There are recent reports of autoantibodies associated with disseminated cryptococcal infection. Browne et al. reported that autoantibodies against interferon-γ were associated with severe disseminated opportunistic infection including cryptococcosis in Thailand and Taiwan [6]. An association between anti-granulocyte-macrophage colony stimulating factor (GM-CSF) autoantibodies and some cases of cryptococcal meningitis in otherwise immunocompetent patients has also been reported [7]. In the present case, both interferon-γ and GM-CSF autoantibodies were evaluated, and the results were negative.
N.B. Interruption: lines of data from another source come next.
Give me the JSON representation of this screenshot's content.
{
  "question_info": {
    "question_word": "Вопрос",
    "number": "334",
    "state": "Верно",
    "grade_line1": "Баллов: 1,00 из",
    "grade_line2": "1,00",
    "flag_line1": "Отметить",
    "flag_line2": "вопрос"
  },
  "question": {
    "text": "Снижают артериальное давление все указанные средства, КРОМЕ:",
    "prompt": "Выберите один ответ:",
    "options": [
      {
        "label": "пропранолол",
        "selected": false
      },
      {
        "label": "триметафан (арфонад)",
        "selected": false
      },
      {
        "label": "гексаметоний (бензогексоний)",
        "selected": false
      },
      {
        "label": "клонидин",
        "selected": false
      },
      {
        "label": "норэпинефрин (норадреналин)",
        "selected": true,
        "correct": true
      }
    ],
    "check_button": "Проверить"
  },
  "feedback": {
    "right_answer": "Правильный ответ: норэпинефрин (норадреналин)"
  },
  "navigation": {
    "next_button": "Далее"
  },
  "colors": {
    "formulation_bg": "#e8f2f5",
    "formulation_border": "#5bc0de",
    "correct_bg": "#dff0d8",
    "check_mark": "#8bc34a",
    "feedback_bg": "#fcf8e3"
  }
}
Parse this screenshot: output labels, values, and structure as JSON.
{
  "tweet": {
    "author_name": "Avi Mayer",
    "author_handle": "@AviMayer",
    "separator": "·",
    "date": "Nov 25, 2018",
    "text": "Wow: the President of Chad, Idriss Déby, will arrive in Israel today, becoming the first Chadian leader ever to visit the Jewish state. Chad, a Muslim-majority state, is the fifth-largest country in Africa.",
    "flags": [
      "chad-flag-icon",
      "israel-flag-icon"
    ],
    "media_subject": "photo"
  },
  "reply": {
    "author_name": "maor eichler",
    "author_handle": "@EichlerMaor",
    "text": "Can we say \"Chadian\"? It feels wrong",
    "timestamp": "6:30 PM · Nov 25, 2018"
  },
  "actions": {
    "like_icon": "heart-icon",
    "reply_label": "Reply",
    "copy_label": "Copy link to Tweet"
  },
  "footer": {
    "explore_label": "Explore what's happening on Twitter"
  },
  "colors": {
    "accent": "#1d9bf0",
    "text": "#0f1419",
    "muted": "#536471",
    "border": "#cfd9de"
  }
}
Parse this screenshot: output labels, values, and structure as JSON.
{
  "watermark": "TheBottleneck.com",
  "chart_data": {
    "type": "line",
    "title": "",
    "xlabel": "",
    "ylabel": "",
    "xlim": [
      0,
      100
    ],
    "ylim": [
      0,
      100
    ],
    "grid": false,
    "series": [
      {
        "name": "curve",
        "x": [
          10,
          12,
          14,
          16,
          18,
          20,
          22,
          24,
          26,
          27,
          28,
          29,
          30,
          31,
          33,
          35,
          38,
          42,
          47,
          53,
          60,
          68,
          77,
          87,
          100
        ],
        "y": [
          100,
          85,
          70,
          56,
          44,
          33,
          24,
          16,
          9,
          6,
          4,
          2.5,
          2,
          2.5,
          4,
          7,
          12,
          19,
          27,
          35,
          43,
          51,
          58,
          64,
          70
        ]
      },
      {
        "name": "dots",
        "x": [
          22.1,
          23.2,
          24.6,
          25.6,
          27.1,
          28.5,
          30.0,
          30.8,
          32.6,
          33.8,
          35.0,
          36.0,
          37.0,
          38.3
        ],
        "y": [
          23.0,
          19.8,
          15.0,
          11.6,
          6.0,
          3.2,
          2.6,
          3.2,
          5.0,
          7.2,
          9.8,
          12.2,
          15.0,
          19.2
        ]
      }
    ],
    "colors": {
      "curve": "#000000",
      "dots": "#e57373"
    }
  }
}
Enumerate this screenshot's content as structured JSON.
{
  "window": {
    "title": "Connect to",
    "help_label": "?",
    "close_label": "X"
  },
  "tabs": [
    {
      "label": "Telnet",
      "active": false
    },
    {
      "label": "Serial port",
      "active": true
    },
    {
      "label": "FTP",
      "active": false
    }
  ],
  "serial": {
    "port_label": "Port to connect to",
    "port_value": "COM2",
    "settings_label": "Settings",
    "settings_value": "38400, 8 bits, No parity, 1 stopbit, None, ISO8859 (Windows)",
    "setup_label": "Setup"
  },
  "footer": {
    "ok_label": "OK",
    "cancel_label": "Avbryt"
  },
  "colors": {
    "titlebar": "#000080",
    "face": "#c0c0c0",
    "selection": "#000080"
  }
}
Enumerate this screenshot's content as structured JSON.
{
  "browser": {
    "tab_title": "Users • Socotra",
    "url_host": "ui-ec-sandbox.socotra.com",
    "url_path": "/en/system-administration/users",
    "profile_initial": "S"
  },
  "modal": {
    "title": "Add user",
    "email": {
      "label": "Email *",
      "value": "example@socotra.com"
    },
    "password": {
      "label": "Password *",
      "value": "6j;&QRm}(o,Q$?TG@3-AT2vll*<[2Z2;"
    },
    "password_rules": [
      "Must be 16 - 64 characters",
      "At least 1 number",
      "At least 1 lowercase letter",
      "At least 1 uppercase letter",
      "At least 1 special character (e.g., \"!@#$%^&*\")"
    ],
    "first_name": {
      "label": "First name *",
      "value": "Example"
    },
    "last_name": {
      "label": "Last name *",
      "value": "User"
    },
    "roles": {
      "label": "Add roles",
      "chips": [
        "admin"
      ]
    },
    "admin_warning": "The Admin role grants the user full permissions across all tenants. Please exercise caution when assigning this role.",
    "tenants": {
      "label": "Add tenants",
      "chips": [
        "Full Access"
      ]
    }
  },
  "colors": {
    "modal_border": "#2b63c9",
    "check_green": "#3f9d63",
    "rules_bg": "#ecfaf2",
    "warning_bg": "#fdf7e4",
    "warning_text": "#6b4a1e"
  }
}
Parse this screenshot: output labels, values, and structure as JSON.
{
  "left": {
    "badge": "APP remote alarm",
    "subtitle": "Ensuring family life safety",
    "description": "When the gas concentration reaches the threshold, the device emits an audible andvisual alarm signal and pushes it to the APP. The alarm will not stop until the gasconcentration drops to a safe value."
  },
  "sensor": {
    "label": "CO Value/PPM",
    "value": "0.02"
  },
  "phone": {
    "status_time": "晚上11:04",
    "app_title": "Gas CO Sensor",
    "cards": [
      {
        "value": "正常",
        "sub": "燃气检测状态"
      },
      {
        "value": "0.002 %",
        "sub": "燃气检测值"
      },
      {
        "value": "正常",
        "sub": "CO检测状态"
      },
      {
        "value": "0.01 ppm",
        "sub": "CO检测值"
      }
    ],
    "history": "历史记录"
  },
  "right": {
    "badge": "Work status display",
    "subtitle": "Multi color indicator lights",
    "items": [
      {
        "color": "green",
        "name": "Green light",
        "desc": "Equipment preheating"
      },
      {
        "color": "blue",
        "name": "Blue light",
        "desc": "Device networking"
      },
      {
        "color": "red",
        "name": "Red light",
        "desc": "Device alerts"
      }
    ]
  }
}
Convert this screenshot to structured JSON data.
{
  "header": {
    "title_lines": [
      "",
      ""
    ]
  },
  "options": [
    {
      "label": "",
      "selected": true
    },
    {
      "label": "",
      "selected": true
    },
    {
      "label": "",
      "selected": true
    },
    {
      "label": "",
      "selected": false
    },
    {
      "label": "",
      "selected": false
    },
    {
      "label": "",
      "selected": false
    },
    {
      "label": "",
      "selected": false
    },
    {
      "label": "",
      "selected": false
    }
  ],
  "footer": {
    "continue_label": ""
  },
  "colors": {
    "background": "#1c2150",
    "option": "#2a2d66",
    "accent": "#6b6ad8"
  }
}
The Infectious Diseases Society of America (IDSA) recommends amphotericin B plus flucytosine followed by fluconazole for a CNS infection and severe pulmonary cryptococcosis [8]. In our case, the patient was sick due to high-grade fever and persistent cough. Furthermore, his trachea was compressed by the swollen lymph nodes. Therefore, we treated him with liposomal amphotericin B plus flucytosine as in severe cryptococcosis. Although he showed symptoms of side effects such as hypokalemia, renal dysfunction, and nausea, all of them were corrected. He improved gradually and started to receive oral fluconazole after finishing treatment of amphotericin B plus flucytosine. As images of follow-up showed a significant reduction of the lesions, we finished the treatment for almost 5 months.

In conclusion, we report a case of massive cryptococcal lymphadenopathy in a young immunocompetent patient diagnosed using EBUS-TBNA.

Disclosure Statements

No conflict of interest declared.

Appropriate written informed consent was obtained for publication of this case report and accompanying images.